5. method according to claim 4, it is characterised in that the step (5) specifically includes：

(5.1) the Chief frame of video obtained for step (4.2), according to adjacent between each Chief frame of video and regards Wild coincidence relation, extracts multigroup same place point to as positioning reference point；

(5.2) the Chief frame of video overlapped according to the visual field estimates camera perspective change, and then by geometrical relationship, using fixed The depth information of position reference point point pair estimates the movable information of camera；

(5.3) according to the information that fathoms of positioning target to be identified, camera perspective and camera in Chief frame of video Movable information, evaluates the locus uniformity of positioning target to be identified in Chief frame of video；

(5.4) according to the result of step (4.3), the feature consistency of positioning target two dimension cut zone to be identified is evaluated；

(5.5) feature consistency and locus by overall merit positioning target two dimension cut zone to be identified are consistent Property, determine the locus of positioning target to be identified.

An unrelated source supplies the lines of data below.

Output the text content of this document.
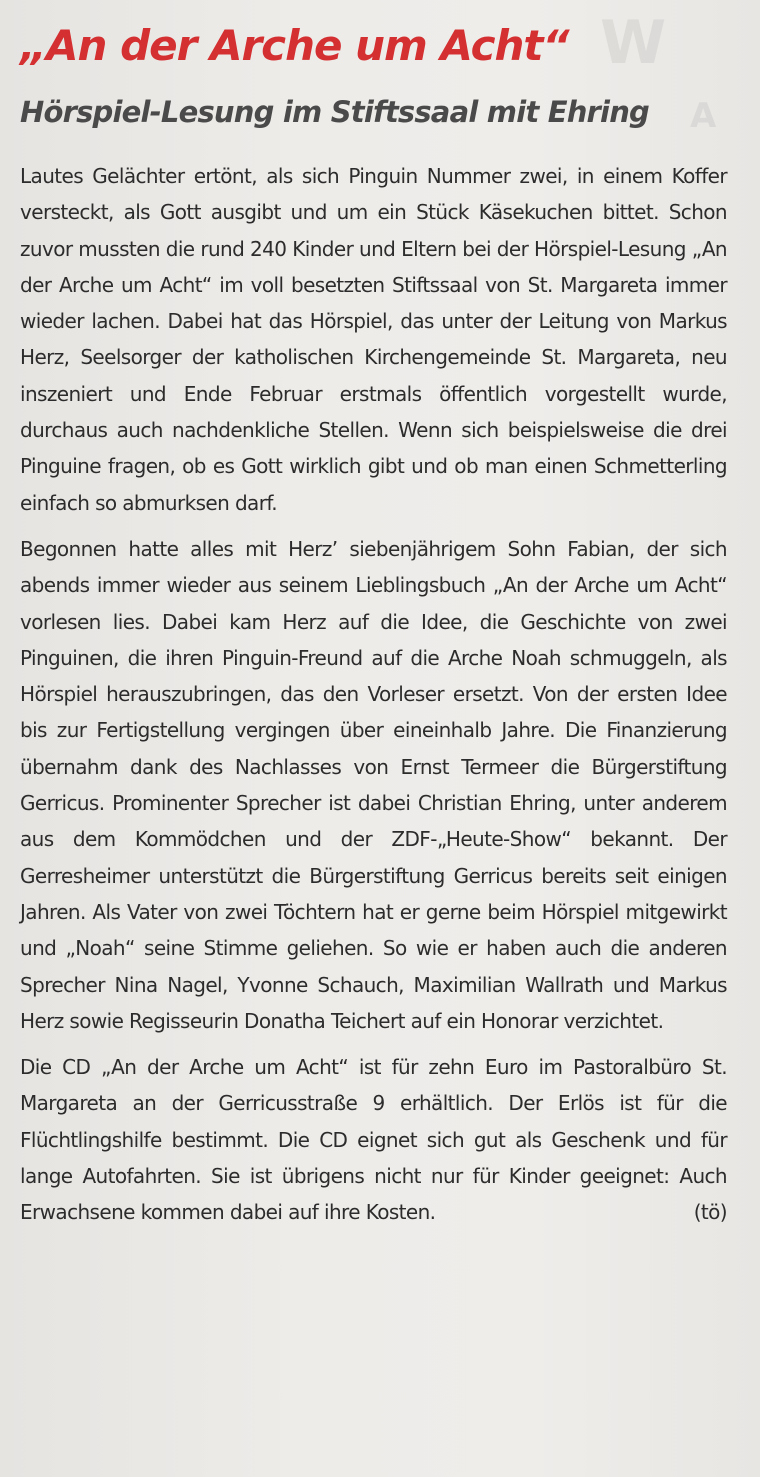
W
A
„An der Arche um Acht“
Hörspiel-Lesung im Stiftssaal mit Ehring

Lautes Gelächter ertönt, als sich Pinguin Nummer zwei, in einem Koffer versteckt, als Gott ausgibt und um ein Stück Käsekuchen bittet. Schon zuvor mussten die rund 240 Kinder und Eltern bei der Hörspiel-Lesung „An der Arche um Acht“ im voll besetzten Stiftssaal von St. Margareta immer wieder lachen. Dabei hat das Hörspiel, das unter der Leitung von Markus Herz, Seelsorger der katholischen Kirchengemeinde St. Margareta, neu inszeniert und Ende Februar erstmals öffentlich vorgestellt wurde, durchaus auch nachdenkliche Stellen. Wenn sich beispielsweise die drei Pinguine fragen, ob es Gott wirklich gibt und ob man einen Schmetterling einfach so abmurksen darf.

Begonnen hatte alles mit Herz’ siebenjährigem Sohn Fabian, der sich abends immer wieder aus seinem Lieblingsbuch „An der Arche um Acht“ vorlesen lies. Dabei kam Herz auf die Idee, die Geschichte von zwei Pinguinen, die ihren Pinguin-Freund auf die Arche Noah schmuggeln, als Hörspiel herauszubringen, das den Vorleser ersetzt. Von der ersten Idee bis zur Fertigstellung vergingen über eineinhalb Jahre. Die Finanzierung übernahm dank des Nachlasses von Ernst Termeer die Bürgerstiftung Gerricus. Prominenter Sprecher ist dabei Christian Ehring, unter anderem aus dem Kommödchen und der ZDF-„Heute-Show“ bekannt. Der Gerresheimer unterstützt die Bürgerstiftung Gerricus bereits seit einigen Jahren. Als Vater von zwei Töchtern hat er gerne beim Hörspiel mitgewirkt und „Noah“ seine Stimme geliehen. So wie er haben auch die anderen Sprecher Nina Nagel, Yvonne Schauch, Maximilian Wallrath und Markus Herz sowie Regisseurin Donatha Teichert auf ein Honorar verzichtet.

Die CD „An der Arche um Acht“ ist für zehn Euro im Pastoralbüro St. Margareta an der Gerricusstraße 9 erhältlich. Der Erlös ist für die Flüchtlingshilfe bestimmt. Die CD eignet sich gut als Geschenk und für lange Autofahrten. Sie ist übrigens nicht nur für Kinder geeignet: Auch Erwachsene kommen dabei auf ihre Kosten.	(tö)
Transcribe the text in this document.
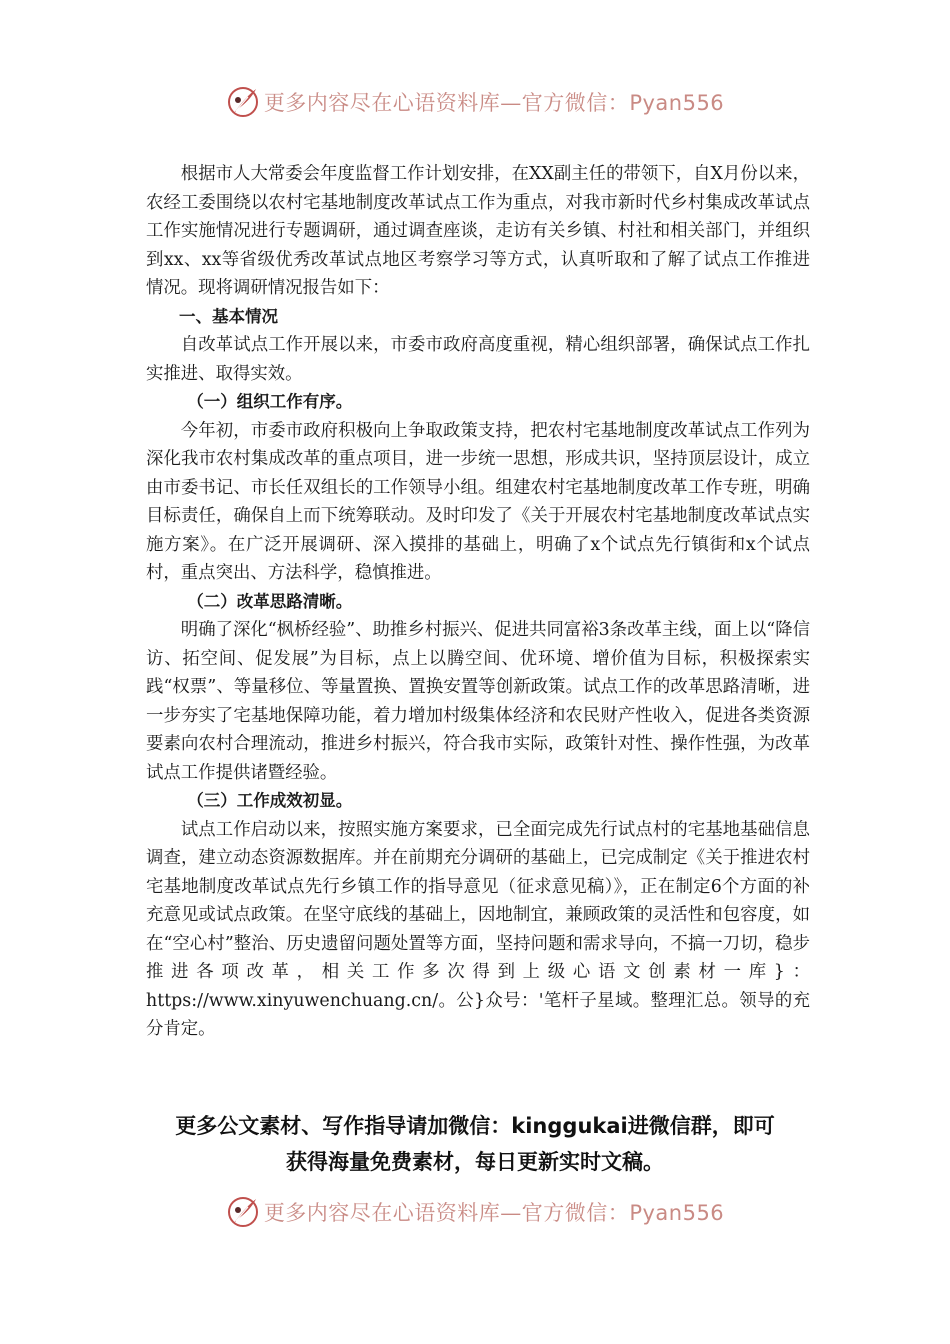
更多内容尽在心语资料库—官方微信：Pyan556

根据市人大常委会年度监督工作计划安排，在XX副主任的带领下，自X月份以来，农经工委围绕以农村宅基地制度改革试点工作为重点，对我市新时代乡村集成改革试点工作实施情况进行专题调研，通过调查座谈，走访有关乡镇、村社和相关部门，并组织到xx、xx等省级优秀改革试点地区考察学习等方式，认真听取和了解了试点工作推进情况。现将调研情况报告如下：

一、基本情况

自改革试点工作开展以来，市委市政府高度重视，精心组织部署，确保试点工作扎实推进、取得实效。

（一）组织工作有序。

今年初，市委市政府积极向上争取政策支持，把农村宅基地制度改革试点工作列为深化我市农村集成改革的重点项目，进一步统一思想，形成共识，坚持顶层设计，成立由市委书记、市长任双组长的工作领导小组。组建农村宅基地制度改革工作专班，明确目标责任，确保自上而下统筹联动。及时印发了《关于开展农村宅基地制度改革试点实施方案》。在广泛开展调研、深入摸排的基础上，明确了x个试点先行镇街和x个试点村，重点突出、方法科学，稳慎推进。

（二）改革思路清晰。

明确了深化“枫桥经验”、助推乡村振兴、促进共同富裕3条改革主线，面上以“降信访、拓空间、促发展”为目标，点上以腾空间、优环境、增价值为目标，积极探索实践“权票”、等量移位、等量置换、置换安置等创新政策。试点工作的改革思路清晰，进一步夯实了宅基地保障功能，着力增加村级集体经济和农民财产性收入，促进各类资源要素向农村合理流动，推进乡村振兴，符合我市实际，政策针对性、操作性强，为改革试点工作提供诸暨经验。

（三）工作成效初显。

试点工作启动以来，按照实施方案要求，已全面完成先行试点村的宅基地基础信息调查，建立动态资源数据库。并在前期充分调研的基础上，已完成制定《关于推进农村宅基地制度改革试点先行乡镇工作的指导意见（征求意见稿）》，正在制定6个方面的补充意见或试点政策。在坚守底线的基础上，因地制宜，兼顾政策的灵活性和包容度，如在“空心村”整治、历史遗留问题处置等方面，坚持问题和需求导向，不搞一刀切，稳步推进各项改革，相关工作多次得到上级心语文创素材一库}：https://www.xinyuwenchuang.cn/。公}众号：'笔杆子星域。整理汇总。领导的充分肯定。

更多公文素材、写作指导请加微信：kinggukai进微信群，即可
获得海量免费素材，每日更新实时文稿。
更多内容尽在心语资料库—官方微信：Pyan556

6. a kind of robot target identification and alignment system based on RGB-D videos, it is characterised in that including：

Acquisition module, the RGB-D sequence of frames of video for obtaining scene where positioning target to be identified；

Filtering screening module, for extracting the key video sequence frame in the RGB-D sequence of frames of video, and to the key video sequence frame Object candidate area is extracted, sieves is carried out to the object candidate area according to the corresponding depth information of each key video sequence frame Choosing；

Confidence level order module, for being identified to the object candidate area after filtering screening based on depth network, by length Sequential space time correlation is constrained and multiframe identification Uniform estimates, and confidence level sequence is carried out to target identification result；

Optimization module, for carrying out local Fast Segmentation to the object candidate area after filtering screening, according to target identification result Confidence level and each key video sequence frame timing intervals relation, from the key video sequence frame choose Chief frame of video, and Front and rear consecutive frame extension and collaboration optimization are carried out to cut zone；

Locating module, for determining key feature points in the scene as positioning reference point, and then estimates camera perspective and camera Motion estimated values, recognize that segmentation result carries out target signature consistency constraint and target location one by Chief frame of video The constraint of cause property, estimates the collaboration confidence level of positioning target to be identified and carries out space and be accurately positioned.